The key to understanding the difference between your solution and the one in the notes lies in the use of complex numbers. In quantum mechanics, we often use complex numbers to represent the spin states of particles. The spinors you mention, \psiup and \psidown, are actually complex numbers representing the spin states "up" and "down". This means that when we take the inner product <\psiup|\psidown>, we are actually taking the complex conjugate of \psiup and multiplying it by \psidown. This is why your solution for Sx includes terms like (\psiup)*\psidown and (\psidown)*\psiup.
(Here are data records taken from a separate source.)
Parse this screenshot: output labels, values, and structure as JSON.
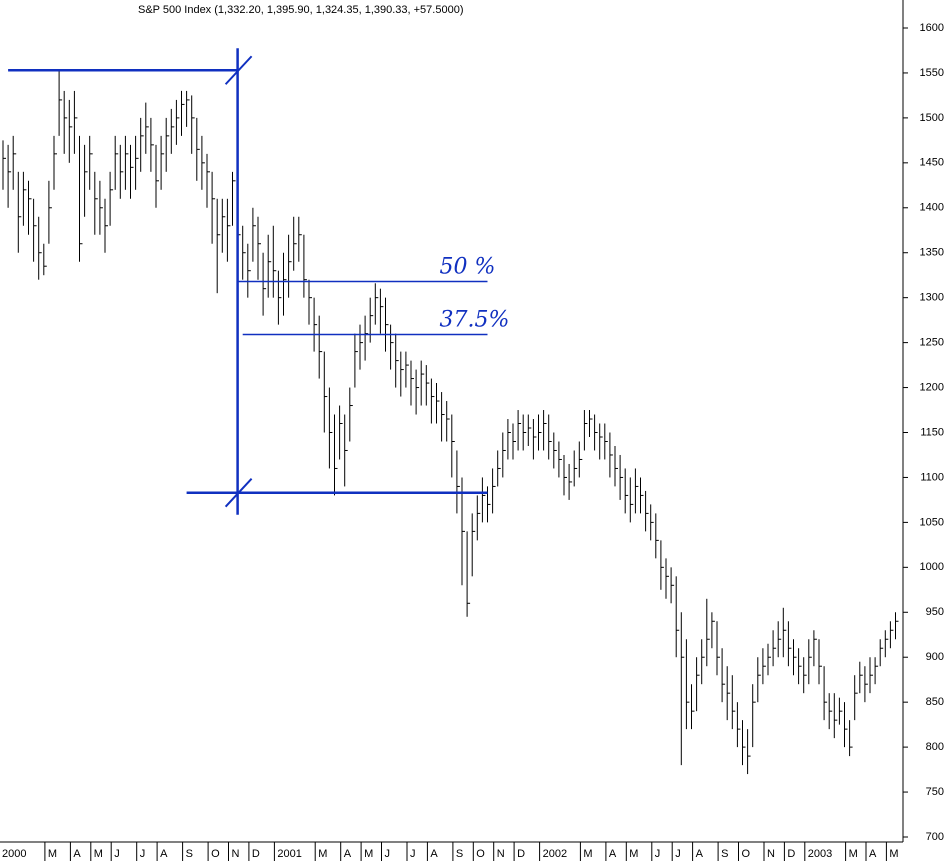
{
  "chart_data": {
    "type": "ohlc",
    "title": "S&P 500 Index (1,332.20, 1,395.90, 1,324.35, 1,390.33, +57.5000)",
    "color": "#000000",
    "annotation_color": "#1030c0",
    "ylim": [
      700,
      1600
    ],
    "yticks": [
      700,
      750,
      800,
      850,
      900,
      950,
      1000,
      1050,
      1100,
      1150,
      1200,
      1250,
      1300,
      1350,
      1400,
      1450,
      1500,
      1550,
      1600
    ],
    "xlim": [
      0,
      176
    ],
    "xticks": [
      {
        "value": 0,
        "label": "2000"
      },
      {
        "value": 9,
        "label": "M"
      },
      {
        "value": 14,
        "label": "A"
      },
      {
        "value": 18,
        "label": "M"
      },
      {
        "value": 22,
        "label": "J"
      },
      {
        "value": 27,
        "label": "J"
      },
      {
        "value": 31,
        "label": "A"
      },
      {
        "value": 36,
        "label": "S"
      },
      {
        "value": 41,
        "label": "O"
      },
      {
        "value": 45,
        "label": "N"
      },
      {
        "value": 49,
        "label": "D"
      },
      {
        "value": 54,
        "label": "2001"
      },
      {
        "value": 62,
        "label": "M"
      },
      {
        "value": 67,
        "label": "A"
      },
      {
        "value": 71,
        "label": "M"
      },
      {
        "value": 75,
        "label": "J"
      },
      {
        "value": 80,
        "label": "J"
      },
      {
        "value": 84,
        "label": "A"
      },
      {
        "value": 89,
        "label": "S"
      },
      {
        "value": 93,
        "label": "O"
      },
      {
        "value": 97,
        "label": "N"
      },
      {
        "value": 101,
        "label": "D"
      },
      {
        "value": 106,
        "label": "2002"
      },
      {
        "value": 114,
        "label": "M"
      },
      {
        "value": 119,
        "label": "A"
      },
      {
        "value": 123,
        "label": "M"
      },
      {
        "value": 128,
        "label": "J"
      },
      {
        "value": 132,
        "label": "J"
      },
      {
        "value": 136,
        "label": "A"
      },
      {
        "value": 141,
        "label": "S"
      },
      {
        "value": 145,
        "label": "O"
      },
      {
        "value": 150,
        "label": "N"
      },
      {
        "value": 154,
        "label": "D"
      },
      {
        "value": 158,
        "label": "2003"
      },
      {
        "value": 166,
        "label": "M"
      },
      {
        "value": 170,
        "label": "A"
      },
      {
        "value": 174,
        "label": "M"
      }
    ],
    "high": [
      1475,
      1470,
      1480,
      1440,
      1440,
      1430,
      1410,
      1390,
      1360,
      1430,
      1480,
      1553,
      1530,
      1520,
      1530,
      1480,
      1470,
      1480,
      1440,
      1430,
      1410,
      1440,
      1480,
      1470,
      1480,
      1470,
      1480,
      1500,
      1517,
      1500,
      1470,
      1480,
      1500,
      1510,
      1520,
      1530,
      1530,
      1525,
      1500,
      1480,
      1460,
      1440,
      1410,
      1410,
      1410,
      1440,
      1420,
      1380,
      1360,
      1400,
      1390,
      1350,
      1370,
      1380,
      1330,
      1350,
      1370,
      1390,
      1390,
      1370,
      1320,
      1300,
      1280,
      1240,
      1200,
      1170,
      1180,
      1170,
      1200,
      1260,
      1270,
      1280,
      1300,
      1316,
      1310,
      1300,
      1270,
      1260,
      1240,
      1240,
      1230,
      1220,
      1230,
      1225,
      1210,
      1205,
      1195,
      1185,
      1170,
      1130,
      1100,
      1040,
      1060,
      1080,
      1100,
      1090,
      1110,
      1130,
      1150,
      1165,
      1160,
      1175,
      1170,
      1170,
      1165,
      1170,
      1175,
      1170,
      1150,
      1140,
      1125,
      1115,
      1130,
      1140,
      1175,
      1175,
      1170,
      1160,
      1160,
      1150,
      1135,
      1125,
      1110,
      1100,
      1110,
      1100,
      1085,
      1070,
      1060,
      1030,
      1010,
      1000,
      990,
      950,
      920,
      870,
      900,
      920,
      965,
      950,
      940,
      910,
      890,
      880,
      850,
      830,
      820,
      870,
      900,
      910,
      915,
      930,
      940,
      955,
      940,
      920,
      910,
      900,
      920,
      930,
      920,
      890,
      860,
      860,
      855,
      850,
      830,
      880,
      895,
      890,
      900,
      900,
      920,
      930,
      940,
      950
    ],
    "low": [
      1420,
      1400,
      1420,
      1350,
      1380,
      1370,
      1340,
      1320,
      1325,
      1360,
      1420,
      1480,
      1460,
      1450,
      1460,
      1340,
      1390,
      1420,
      1370,
      1370,
      1350,
      1380,
      1420,
      1410,
      1420,
      1410,
      1420,
      1440,
      1460,
      1440,
      1400,
      1420,
      1440,
      1460,
      1470,
      1480,
      1490,
      1460,
      1430,
      1420,
      1400,
      1360,
      1305,
      1350,
      1340,
      1380,
      1340,
      1320,
      1300,
      1340,
      1320,
      1280,
      1300,
      1300,
      1270,
      1280,
      1300,
      1330,
      1340,
      1300,
      1270,
      1240,
      1210,
      1150,
      1110,
      1080,
      1120,
      1090,
      1140,
      1200,
      1220,
      1230,
      1250,
      1270,
      1260,
      1240,
      1220,
      1200,
      1190,
      1200,
      1180,
      1170,
      1180,
      1180,
      1160,
      1160,
      1140,
      1140,
      1100,
      1060,
      980,
      945,
      990,
      1030,
      1050,
      1050,
      1060,
      1090,
      1100,
      1120,
      1120,
      1130,
      1130,
      1135,
      1120,
      1130,
      1130,
      1120,
      1110,
      1100,
      1080,
      1075,
      1090,
      1100,
      1130,
      1145,
      1130,
      1120,
      1120,
      1100,
      1090,
      1075,
      1060,
      1050,
      1060,
      1060,
      1040,
      1030,
      1010,
      975,
      965,
      960,
      900,
      780,
      820,
      820,
      840,
      870,
      890,
      910,
      880,
      850,
      830,
      820,
      800,
      780,
      770,
      800,
      850,
      870,
      880,
      890,
      900,
      900,
      890,
      880,
      870,
      860,
      870,
      890,
      870,
      830,
      820,
      810,
      825,
      800,
      790,
      830,
      860,
      850,
      860,
      870,
      890,
      900,
      910,
      920
    ],
    "close": [
      1455,
      1440,
      1460,
      1390,
      1420,
      1410,
      1380,
      1350,
      1335,
      1400,
      1460,
      1520,
      1500,
      1490,
      1500,
      1360,
      1440,
      1460,
      1410,
      1400,
      1380,
      1420,
      1460,
      1440,
      1460,
      1445,
      1455,
      1480,
      1490,
      1470,
      1430,
      1460,
      1480,
      1490,
      1500,
      1515,
      1520,
      1500,
      1465,
      1450,
      1440,
      1410,
      1370,
      1390,
      1380,
      1430,
      1370,
      1350,
      1330,
      1380,
      1360,
      1310,
      1340,
      1330,
      1300,
      1320,
      1340,
      1360,
      1370,
      1320,
      1300,
      1270,
      1240,
      1190,
      1150,
      1110,
      1160,
      1130,
      1180,
      1240,
      1250,
      1260,
      1280,
      1300,
      1290,
      1270,
      1250,
      1230,
      1220,
      1225,
      1210,
      1200,
      1215,
      1205,
      1190,
      1185,
      1170,
      1165,
      1140,
      1090,
      1040,
      960,
      1040,
      1060,
      1080,
      1070,
      1090,
      1110,
      1130,
      1150,
      1140,
      1160,
      1150,
      1155,
      1145,
      1150,
      1160,
      1140,
      1130,
      1120,
      1100,
      1095,
      1110,
      1120,
      1160,
      1165,
      1150,
      1145,
      1140,
      1125,
      1110,
      1100,
      1080,
      1070,
      1090,
      1080,
      1060,
      1050,
      1030,
      1000,
      990,
      980,
      930,
      900,
      850,
      840,
      880,
      900,
      920,
      940,
      900,
      870,
      860,
      840,
      820,
      800,
      790,
      850,
      880,
      890,
      900,
      910,
      920,
      930,
      910,
      900,
      890,
      880,
      900,
      920,
      890,
      850,
      840,
      830,
      840,
      820,
      800,
      860,
      880,
      870,
      880,
      890,
      910,
      920,
      930,
      940
    ],
    "range_lines": [
      {
        "value": 1553,
        "from": 1,
        "to": 46
      },
      {
        "value": 1083,
        "from": 36,
        "to": 95
      }
    ],
    "range_marker": {
      "at": 46,
      "from": 1083,
      "to": 1553
    },
    "retracements": [
      {
        "label": "50 %",
        "value": 1318,
        "from": 46,
        "to": 95
      },
      {
        "label": "37.5%",
        "value": 1259,
        "from": 47,
        "to": 95
      }
    ]
  }
}
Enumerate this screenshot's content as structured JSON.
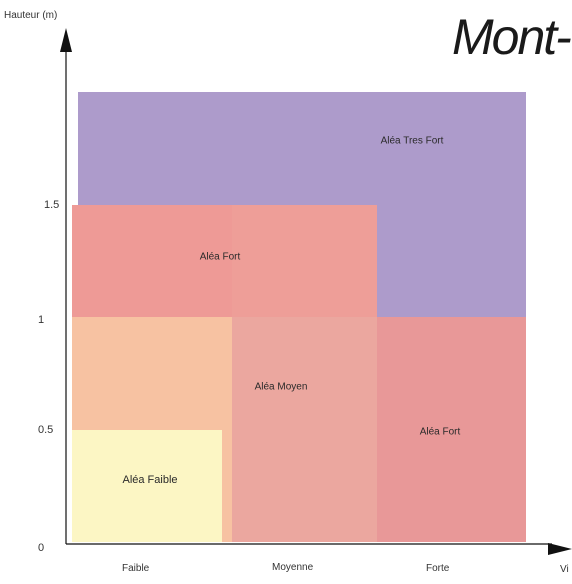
{
  "title": "Mont-",
  "axes": {
    "y_label": "Hauteur (m)",
    "y_ticks": [
      "0",
      "0.5",
      "1",
      "1.5"
    ],
    "x_label": "Vi",
    "x_categories": [
      "Faible",
      "Moyenne",
      "Forte"
    ]
  },
  "zones": {
    "tres_fort": "Aléa Tres Fort",
    "fort_top": "Aléa Fort",
    "moyen": "Aléa Moyen",
    "fort_right": "Aléa Fort",
    "faible": "Aléa Faible"
  },
  "colors": {
    "tres_fort": "#ad9bcb",
    "fort": "#ee9a96",
    "fort_right": "#e89898",
    "moyen": "#eba79f",
    "orange": "#f7c2a2",
    "faible": "#fcf6c4"
  }
}
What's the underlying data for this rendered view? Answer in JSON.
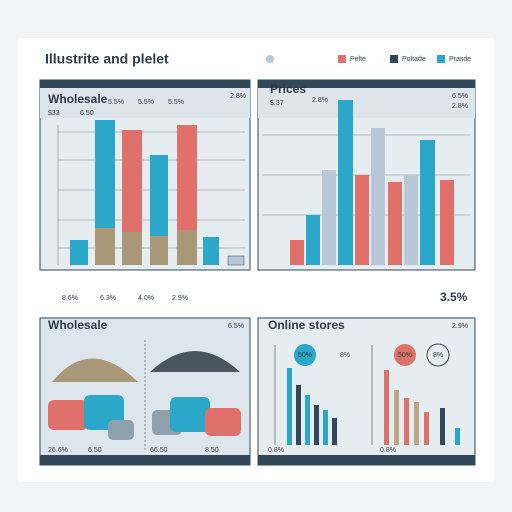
{
  "header": {
    "title": "Illustrite and plelet",
    "legend": [
      "Pelte",
      "Poltade",
      "Prasde"
    ]
  },
  "panels": [
    {
      "title": "Wholesale",
      "labels": [
        "$33",
        "6.50",
        "5.5%",
        "5.5%",
        "5.5%",
        "2.8%"
      ],
      "footer": [
        "8.6%",
        "6.3%",
        "4.0%",
        "2.9%"
      ]
    },
    {
      "title": "Prices",
      "labels": [
        "$.37",
        "2.8%",
        "6.5%",
        "2.8%"
      ],
      "footer": [
        "3.5%"
      ]
    },
    {
      "title": "Wholesale",
      "labels": [
        "6.5%"
      ],
      "footer": [
        "26.6%",
        "6.50",
        "66.50",
        "8.50"
      ]
    },
    {
      "title": "Online stores",
      "labels": [
        "2.9%",
        "50%",
        "8%",
        "50%",
        "8%"
      ],
      "footer": [
        "0.8%",
        "0.8%"
      ]
    }
  ]
}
To simplify the expression for Sx, we can use the fact that the complex conjugate of a complex number is equal to its conjugate multiplied by -1. This means that we can rewrite <Sx> as:

hbar/2 ((\psiup)*\psidown + (\psidown)*\psiup) = hbar/2 ((\psiup)*\psidown - (\psiup)*\psidown) = 0

This is why the final answer for <Sx> in your lecture notes is only hbar Re{(\psiup)*\psidown}. Since the imaginary terms cancel out, we are left with the real part of the expression.

I hope this explanation helps to clarify the concept of complex numbers in quantum mechanics and how they relate to the expectation values of spin operators. If you have any further questions, please don't hesitate to ask. Keep up the good work in your studies!